Calcium sensitizer agents are a class of inotropic agents in the treatment of decompensated heart failure. Levosimendan is a short half-life calcium sensitizer used as pharmacological inotropic support in acute decompensated heart failure. The cardiovascular effects of Levosimendan mediate mainly by two mechanisms of action: (i) calcium sensitization via binding to the Ca2+-saturated troponin C (cTnC) in cardiomyocytes; and (ii) opening of the ATP-sensitive potassium channels on the sarcolemma and mitochondria. Levosimendan reduces peripheral vascular resistance, and enhances the contractility of the failing heart, without significantly increasing myocardial oxygen uptake. After oral administration, OR-1896 is the active metabolite of Levosimendan.
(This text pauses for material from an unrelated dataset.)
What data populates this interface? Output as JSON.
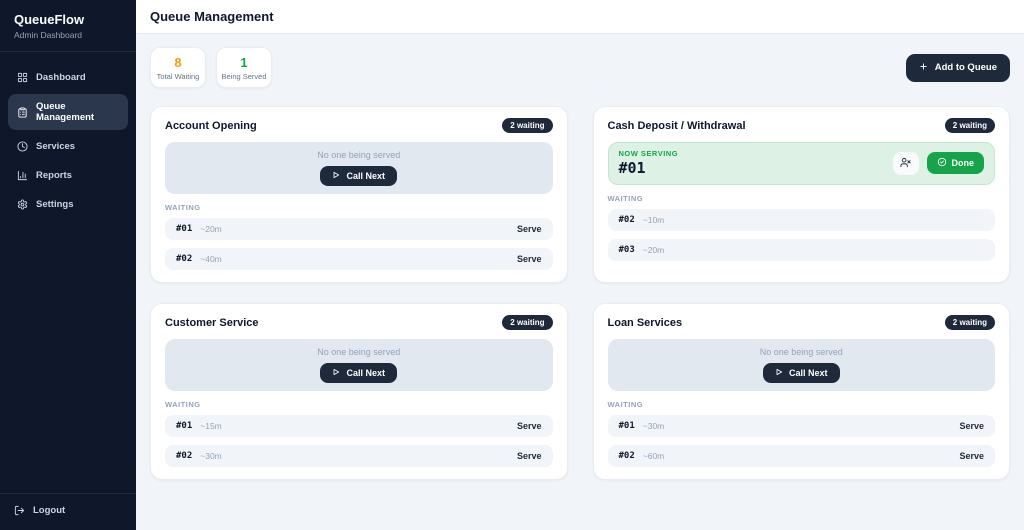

OR-1896 is a long-lasting metabolite of Levosimendan sharing the pharmacological properties of the parent compound. Levosimendan has an elimination half-life of 1-1.5 h. However, the half-life of OR-1896 is about 75 to 80 hours allowing cardiovascular effects to persist up to 7 to 9 days after discontinuation of a 24-hour infusion of Levosimendan. The pharmacokinetics of Levosimendan is unaltered in subjects with severe renal impairment or with moderate hepatic impairment, whereas the elimination of OR-1896 prolongs. In particular, OR-1896 exhibits comparable hemodynamic effects to those of Levosimendan via Ca2+-sensitization. Furthermore, both Levosimendan and OR-1896 are highly selective inhibitors of the phosphodiesterase (PDE) III isoform. OR-1896 inhibits PDE activity and increases cAMP levels at concentrations giving positive inotropic responses (PIRs). Moreover, oral treatment with OR-1896 prevents post-infarct heart failure and cardiac remodeling in spontaneously diabetic Goto-Kakizaki rats.
All in all, OR-1896, a calcium sensitizer, is efficient in the prevention of post-infarct heart failure and cardiac remodeling in type 2 diabetes.
Papp Z, et al. Levosimendan: molecular mechanisms and clinical implications: consensus of experts on the mechanisms of action of Levosimendan. Int J Cardiol. 2012 Aug 23;159(2):82-7.